If it discovers the single master mode it creates 2 pairs of the input ports (one for classic and one for x protocol). Fist port is for r/w operations (role=PRIMARY) and second is for r/o operations (role=SECONDARY).

If it discovers the multi master mode it creates only single pair of the input ports for r/w operations (role=PRIMARY).

That leads to 2 problems when the mode changes dynamically with such default static configuration:

  1. In case of multimaster->single-master change there is no port for non-PRIMARY nodes which means they become unreachable

  2. In case of single-master->multimaster change there is port for role=SECONDARY which will become unusable as there no longer are SECONDARY nodes.

Function Requirements

FR1
Bootstrap shall generate a configuration file, which will have both RW and RO Routing sections for all selected/implied transports (TCP, named-socket; classic and X protocols), regardless of how many PRIMARY or SECONDARY nodes the cluster has.
FR2
Configuration generated according to FR1 should be able to service RW connections when 1 or all nodes are PRIMARY, and should be able to service RO connections for any number of (PRIMARY nodes + SECONDARY nodes) > 0.
FR3
To fullfill FR2, RO connections should be routed to RW nodes when there are no available RO nodes.
FR4
FR2 and FR3 must remain fulfilled even if number of PRIMARIES and SECONDARIES changes during Router operation, without having to restart Router.
FR5
When a particular node changes state from RW to RO, all current connections that are routed to it via RW port shall be closed (RO routings will remain open, because the user never expected to make RW requests through them in the first place).

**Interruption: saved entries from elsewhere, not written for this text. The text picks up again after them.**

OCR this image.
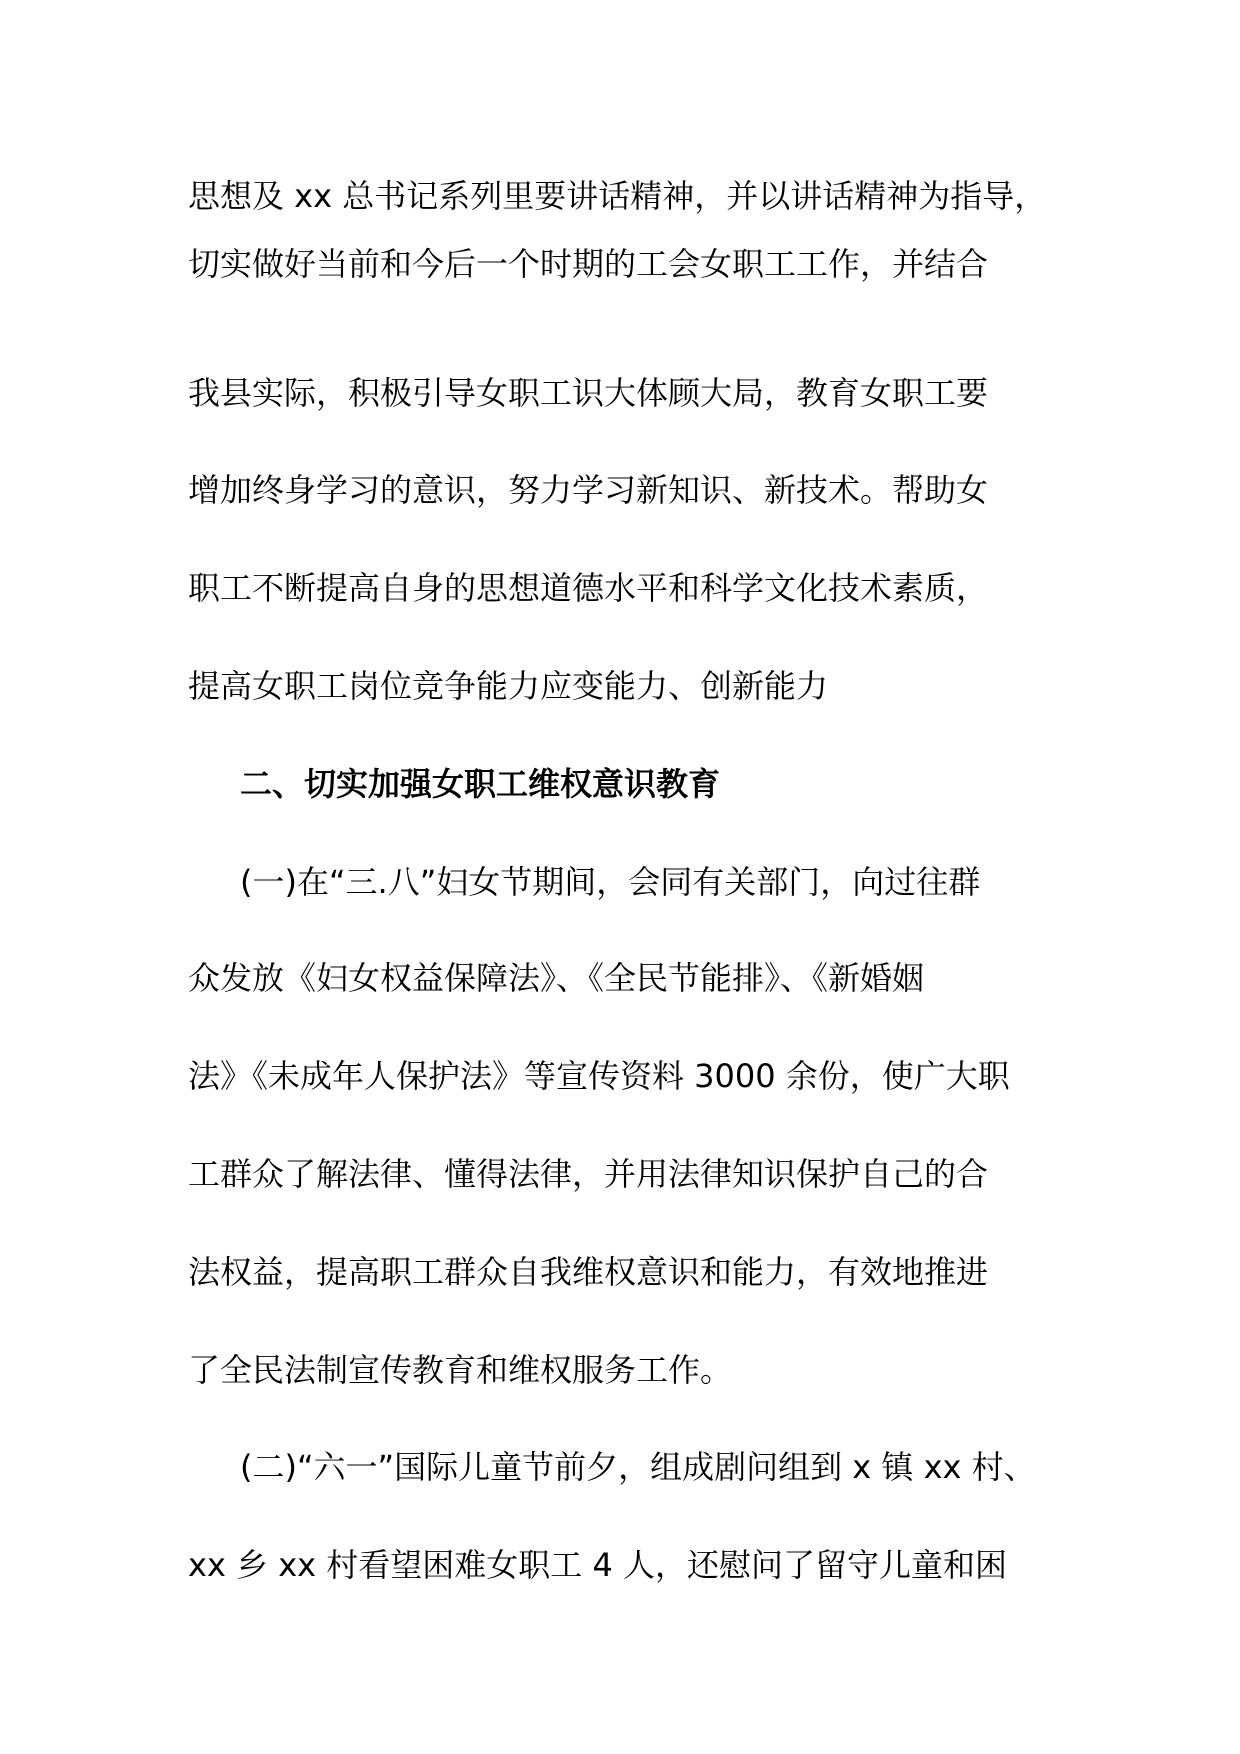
思想及 xx 总书记系列里要讲话精神，并以讲话精神为指导，

切实做好当前和今后一个时期的工会女职工工作，并结合

我县实际，积极引导女职工识大体顾大局，教育女职工要

增加终身学习的意识，努力学习新知识、新技术。帮助女

职工不断提高自身的思想道德水平和科学文化技术素质，

提高女职工岗位竞争能力应变能力、创新能力

二、切实加强女职工维权意识教育

(一)在“三.八”妇女节期间，会同有关部门，向过往群

众发放《妇女权益保障法》、《全民节能排》、《新婚姻

法》《未成年人保护法》等宣传资料 3000 余份，使广大职

工群众了解法律、懂得法律，并用法律知识保护自己的合

法权益，提高职工群众自我维权意识和能力，有效地推进

了全民法制宣传教育和维权服务工作。

(二)“六一”国际儿童节前夕，组成剧问组到 x 镇 xx 村、

xx 乡 xx 村看望困难女职工 4 人，还慰问了留守儿童和困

Please note that FR1 and FR2 are true new features of this WL which require implementation. FR3-FR5 are already implemented, but need verifying that they also work for this new use case (dynamic switching between SM and MM modes).

PROPOSED CHANGES



1. Bootstrap-generated configuration

To implement FR1 and FR2, all we really need is a new "universal" configuration file, which will handle both SM and MM modes well. It should be generated by bootstrap. Except for the Routing plugin sections (shown below), all else would remain unchanged. Example configuration after bootstrapping:

[routing:mycluster_default_rw]
bind_address=0.0.0.0
bind_port=6446
destinations=metadata-cache://mycluster/default?role=PRIMARY
routing_strategy=first-available
protocol=classic

[routing:mycluster_default_ro]
bind_address=0.0.0.0
bind_port=6447
destinations=metadata-cache://mycluster/default?role=SECONDARY
routing_strategy=round-robin-with-fallback
protocol=classic

[routing:mycluster_default_x_rw]
bind_address=0.0.0.0
bind_port=64460
destinations=metadata-cache://mycluster/default?role=PRIMARY
routing_strategy=first-available
protocol=x

[routing:mycluster_default_x_ro]
bind_address=0.0.0.0
bind_port=64470
destinations=metadata-cache://mycluster/default?role=SECONDARY
routing_strategy=round-robin-with-fallback
protocol=x

Aside from the fact that from now on we will always generate both RW and RO configuration sections, the only other change vs what we have now is the routing_strategy appearing in those sections:

routing now WL12089
RW round-robin first-available
RO round-robin round-robin-with-fallback

Such configuration change will change the behaviour of routing as summarised in the table below (3-node cluster is shown, but the idea can be extrapolated to any N-node cluster):

nodes loop patterns (now) loop patterns (WL12089)
A B C RW: round-robin (on new conn) RO: round-robin (on new conn) RW: first-available (on conn error) RO: round-robin-with-fallback (on new conn)
w w w A B C fail A B C A B C
w w r A B C A B C
w w _ A B fail A B A B
w r r A B C A B C
w r _ A B A B
w _ _ A fail A A
r r r fail A B C fail A B C
r r _ fail A B fail A B
r _ _ fail A fail A
_ _ _ fail fail fail fail

Please note that configurations with multiple 'w' above are not currently supported by the InnoDB cluster, they may however appear in the future.

2. Default routing strategies

Right now, if we omit routing_strategy option in Routing plugin configuration section, it will default to round-robin. This default will remain unchanged.